>>55353339There is literally nothing wrong with imagining yourself but with Pokemon, it's the premise that this entire setting is built on. However, in recognizing that you are recreating yourself, you have achieved an important first step in the creative process: you have become self-aware. It can be hard for some people to imagine being someone else, and that's okay.
In my own experience, the best cure for self-insertism is to let the personality "drift" until it becomes its own entity. Take a part of yourself and stretch it, and the rest of you will be pulled along too. What if I had a quicker temper? How would that influence the rest of my behavior? Would I try to rein it in, or would I just end up finding something else to be angry about? What would I do differently if I was influenced by Variable-A instead of Variable-B? Where would I be today if I didn't have someone like Variable-Z in my life and instead had Variable-P, where P = your mons?

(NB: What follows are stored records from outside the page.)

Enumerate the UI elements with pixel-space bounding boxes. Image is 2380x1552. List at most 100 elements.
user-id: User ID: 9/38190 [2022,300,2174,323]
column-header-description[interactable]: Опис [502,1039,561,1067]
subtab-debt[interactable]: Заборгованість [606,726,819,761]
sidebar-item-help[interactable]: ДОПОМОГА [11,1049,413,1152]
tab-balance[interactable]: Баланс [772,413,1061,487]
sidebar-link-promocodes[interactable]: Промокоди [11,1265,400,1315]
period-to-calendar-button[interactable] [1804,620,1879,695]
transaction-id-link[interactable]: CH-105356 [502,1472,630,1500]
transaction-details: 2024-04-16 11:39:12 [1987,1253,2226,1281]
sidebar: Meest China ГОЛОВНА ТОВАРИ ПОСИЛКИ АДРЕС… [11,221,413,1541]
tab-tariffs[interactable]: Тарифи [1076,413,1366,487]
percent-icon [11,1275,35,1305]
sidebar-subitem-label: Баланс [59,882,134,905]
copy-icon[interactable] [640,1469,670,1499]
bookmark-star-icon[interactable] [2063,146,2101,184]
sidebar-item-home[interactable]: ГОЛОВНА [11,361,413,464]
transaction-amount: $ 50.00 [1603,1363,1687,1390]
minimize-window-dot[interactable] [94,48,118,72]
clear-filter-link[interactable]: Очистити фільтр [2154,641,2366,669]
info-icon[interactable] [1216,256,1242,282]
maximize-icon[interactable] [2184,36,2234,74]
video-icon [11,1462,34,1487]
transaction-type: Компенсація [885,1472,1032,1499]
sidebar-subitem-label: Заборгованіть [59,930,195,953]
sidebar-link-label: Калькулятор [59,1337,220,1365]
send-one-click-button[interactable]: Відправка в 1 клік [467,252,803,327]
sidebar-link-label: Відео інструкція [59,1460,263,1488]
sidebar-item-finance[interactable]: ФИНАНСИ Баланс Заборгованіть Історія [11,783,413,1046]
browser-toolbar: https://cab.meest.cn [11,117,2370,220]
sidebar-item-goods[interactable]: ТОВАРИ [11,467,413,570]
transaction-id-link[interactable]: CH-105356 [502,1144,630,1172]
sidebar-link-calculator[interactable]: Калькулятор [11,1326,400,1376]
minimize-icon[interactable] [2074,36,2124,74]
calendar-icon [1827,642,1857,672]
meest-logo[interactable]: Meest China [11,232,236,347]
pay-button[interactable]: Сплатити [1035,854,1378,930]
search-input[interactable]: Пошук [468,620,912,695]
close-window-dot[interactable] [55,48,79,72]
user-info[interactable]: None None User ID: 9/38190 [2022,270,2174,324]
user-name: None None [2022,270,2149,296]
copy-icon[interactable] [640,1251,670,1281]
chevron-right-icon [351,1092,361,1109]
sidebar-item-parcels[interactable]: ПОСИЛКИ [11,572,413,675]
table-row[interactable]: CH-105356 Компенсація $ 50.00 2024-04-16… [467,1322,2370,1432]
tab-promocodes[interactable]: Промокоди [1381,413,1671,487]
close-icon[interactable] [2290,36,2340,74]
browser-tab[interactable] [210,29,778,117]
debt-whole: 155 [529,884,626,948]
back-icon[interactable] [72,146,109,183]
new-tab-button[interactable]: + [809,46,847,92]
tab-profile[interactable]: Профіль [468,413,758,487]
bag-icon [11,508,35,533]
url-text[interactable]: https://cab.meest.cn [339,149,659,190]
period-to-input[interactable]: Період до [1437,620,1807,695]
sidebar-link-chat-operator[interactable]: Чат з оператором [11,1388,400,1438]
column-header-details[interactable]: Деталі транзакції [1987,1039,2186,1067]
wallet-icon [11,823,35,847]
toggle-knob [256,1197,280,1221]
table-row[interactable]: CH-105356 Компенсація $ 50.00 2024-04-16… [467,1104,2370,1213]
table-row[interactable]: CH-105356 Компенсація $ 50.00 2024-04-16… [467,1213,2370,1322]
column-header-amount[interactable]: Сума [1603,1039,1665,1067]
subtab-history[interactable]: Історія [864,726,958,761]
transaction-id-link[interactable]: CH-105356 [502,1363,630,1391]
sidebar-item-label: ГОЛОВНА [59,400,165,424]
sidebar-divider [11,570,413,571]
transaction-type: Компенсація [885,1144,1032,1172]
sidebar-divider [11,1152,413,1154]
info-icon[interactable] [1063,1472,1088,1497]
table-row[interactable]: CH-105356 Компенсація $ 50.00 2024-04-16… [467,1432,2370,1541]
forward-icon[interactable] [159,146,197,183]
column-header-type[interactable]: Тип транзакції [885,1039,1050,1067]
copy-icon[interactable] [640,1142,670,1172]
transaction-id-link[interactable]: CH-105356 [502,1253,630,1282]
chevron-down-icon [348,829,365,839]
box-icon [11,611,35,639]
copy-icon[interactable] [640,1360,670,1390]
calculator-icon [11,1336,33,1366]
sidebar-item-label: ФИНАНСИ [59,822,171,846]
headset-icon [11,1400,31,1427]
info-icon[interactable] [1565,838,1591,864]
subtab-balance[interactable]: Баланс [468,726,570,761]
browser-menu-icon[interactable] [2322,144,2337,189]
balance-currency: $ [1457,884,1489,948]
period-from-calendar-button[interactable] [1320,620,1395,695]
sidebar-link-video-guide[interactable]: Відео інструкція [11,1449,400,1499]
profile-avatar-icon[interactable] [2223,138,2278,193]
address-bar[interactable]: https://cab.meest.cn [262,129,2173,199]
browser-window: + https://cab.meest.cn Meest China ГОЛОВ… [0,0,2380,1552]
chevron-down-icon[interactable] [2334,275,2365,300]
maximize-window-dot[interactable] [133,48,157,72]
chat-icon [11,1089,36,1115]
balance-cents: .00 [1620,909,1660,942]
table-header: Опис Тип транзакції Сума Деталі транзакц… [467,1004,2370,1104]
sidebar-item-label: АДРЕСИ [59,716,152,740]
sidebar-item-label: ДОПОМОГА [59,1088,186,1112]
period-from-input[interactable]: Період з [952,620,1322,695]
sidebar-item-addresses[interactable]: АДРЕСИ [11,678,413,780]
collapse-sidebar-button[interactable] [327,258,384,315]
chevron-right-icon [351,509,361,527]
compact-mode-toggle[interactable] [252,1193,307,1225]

Do you settle into a quiet and stable life, or do you rally against the norm and live free in the wild, eking out an existence off of odd jobs and prize money; carried along the winds as far as your skills will take you?
What about your home? In real life, Cadman Park is a tiny little row of trees that could hardly fit a deer. In the Pokemon world, it's the sprawling Pinwheel Forest where giant centipedes lurk and a legendary goat retreats to when it needs some me time. What if the soccer field by your house was actually a vast prairie where Fire-Types go to sunbathe? How would that affect your weekly habits?
These are the questions you should ideally be asking yourself. Expand your mind, expand your limits.